Fazal gives at least some of the credit for this transformation to the norm against state conquest first established in the Covenant of the League of Nations. The norm’s proclamation and subsequent enforcement by one of the world’s two hegemons (the United States) after 1945 has helped make territorial conquest taboo.
Hathaway and Shapiro also credit international norms for a decline in wars of conquest. They trace the transformation not to the League of Nations, but to the 1928 Treaty for Renunciation of War as an Instrument of National Policy.

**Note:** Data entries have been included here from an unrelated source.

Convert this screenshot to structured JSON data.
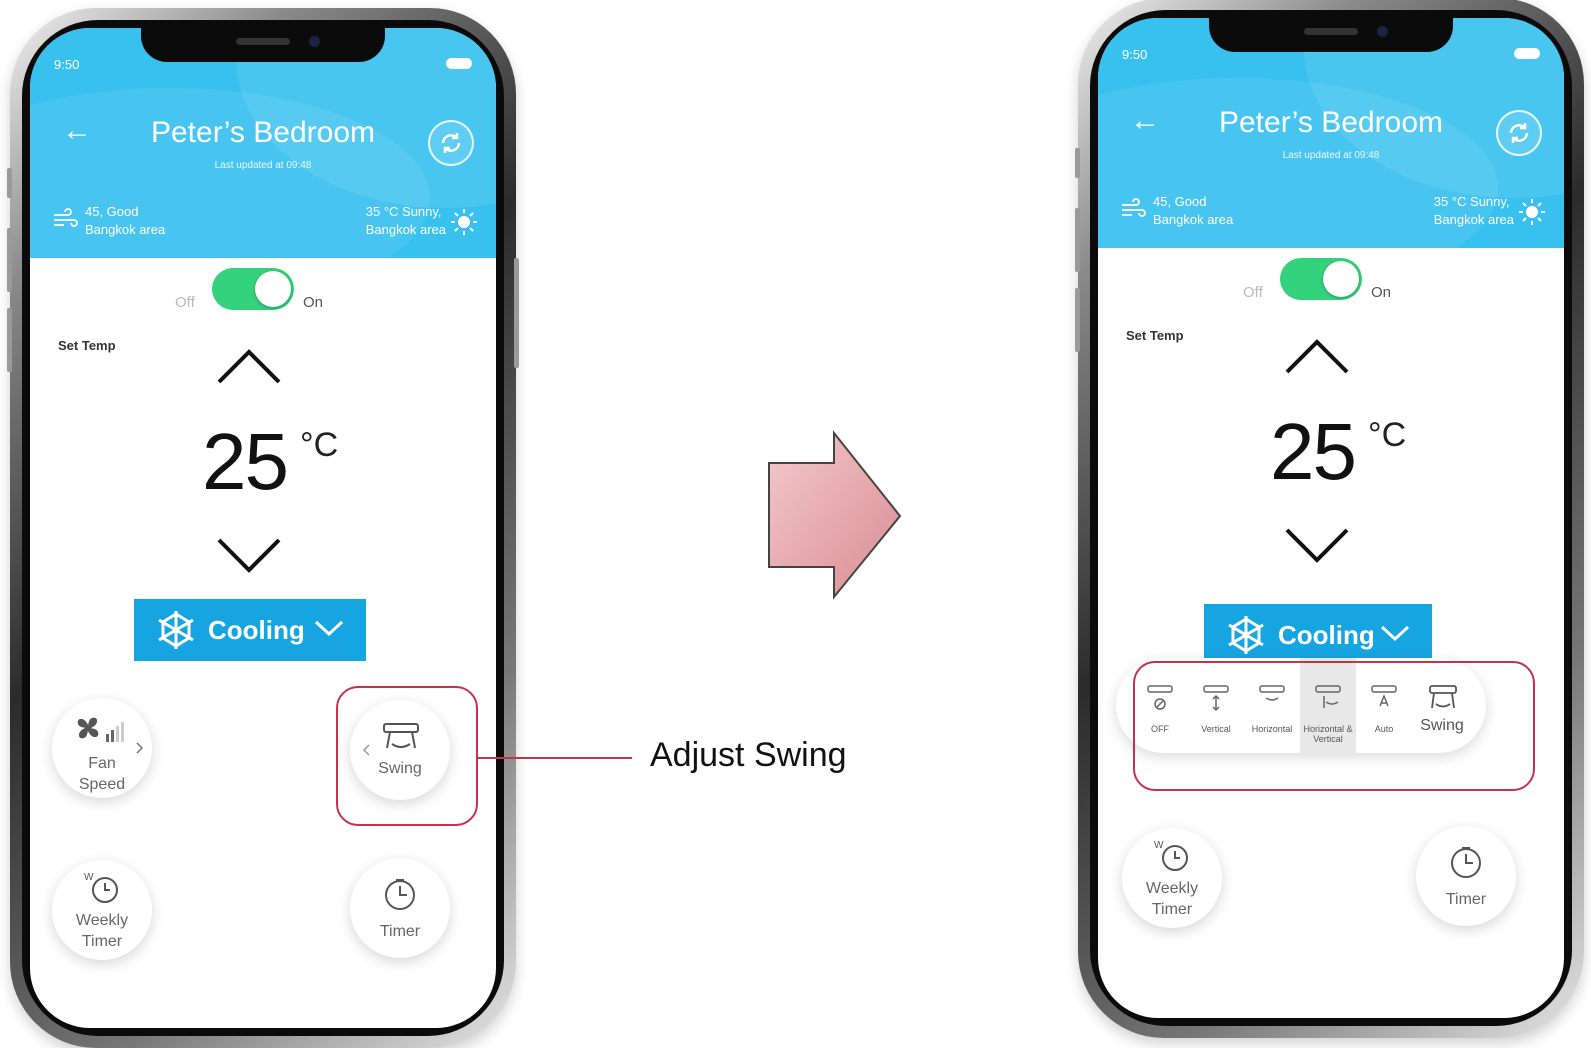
{
  "left_phone": {
    "status_time": "9:50",
    "title": "Peter’s Bedroom",
    "subtitle": "Last updated at 09:48",
    "air_quality": {
      "value": "45, Good",
      "area": "Bangkok area"
    },
    "weather": {
      "value": "35 °C Sunny,",
      "area": "Bangkok area"
    },
    "power": {
      "off_label": "Off",
      "on_label": "On",
      "state": "on"
    },
    "set_temp_label": "Set Temp",
    "temperature": "25",
    "unit": "°C",
    "mode": "Cooling",
    "fan_speed_label": [
      "Fan",
      "Speed"
    ],
    "swing_label": "Swing",
    "weekly_timer_label": [
      "Weekly",
      "Timer"
    ],
    "timer_label": "Timer"
  },
  "right_phone": {
    "status_time": "9:50",
    "title": "Peter’s Bedroom",
    "subtitle": "Last updated at 09:48",
    "air_quality": {
      "value": "45, Good",
      "area": "Bangkok area"
    },
    "weather": {
      "value": "35 °C Sunny,",
      "area": "Bangkok area"
    },
    "power": {
      "off_label": "Off",
      "on_label": "On",
      "state": "on"
    },
    "set_temp_label": "Set Temp",
    "temperature": "25",
    "unit": "°C",
    "mode": "Cooling",
    "swing_options": [
      {
        "label": "OFF",
        "icon": "swing-off-icon"
      },
      {
        "label": "Vertical",
        "icon": "swing-vertical-icon"
      },
      {
        "label": "Horizontal",
        "icon": "swing-horizontal-icon"
      },
      {
        "label": "Horizontal & Vertical",
        "icon": "swing-both-icon",
        "selected": true
      },
      {
        "label": "Auto",
        "icon": "swing-auto-icon"
      },
      {
        "label": "Swing",
        "icon": "swing-icon"
      }
    ],
    "weekly_timer_label": [
      "Weekly",
      "Timer"
    ],
    "timer_label": "Timer"
  },
  "callout": {
    "label": "Adjust Swing"
  },
  "colors": {
    "header": "#38c1ef",
    "mode_button": "#17a5e1",
    "toggle_on": "#34d27c",
    "highlight": "#c4324e",
    "arrow": "#e3a5aa"
  }
}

Often called the Kellogg-Briand Pact, after signers US Secretary of State Frank Kellogg and French Foreign Minister Aristide Briand, the treaty’s text is so short I’m going to quote it in its entirety:
ARTICLE I
The High Contracting Parties solemnly declare in the names of their respective peoples that they condemn recourse to war for the solution of international controversies, and renounce it, as an instrument of national policy in their relations with one another.
ARTICLE II
The High Contracting Parties agree that the settlement or solution of all disputes or conflicts of whatever nature or of whatever origin they may be, which may arise among them, shall never be sought except by pacific means.
The pact, Hathaway told me — all 78 words of it — “was the first time the world outlawed war.” It marked an explicit repudiation of the old model of Grotius and others justifying wars of conquest. In outlawing war, it more importantly denied countries the benefits of war, like new territory. Spoils — at least of territory — could not be kept. “They not only prohibited the use of force but they took away the legal consequences or benefits of going to war,” Shapiro says.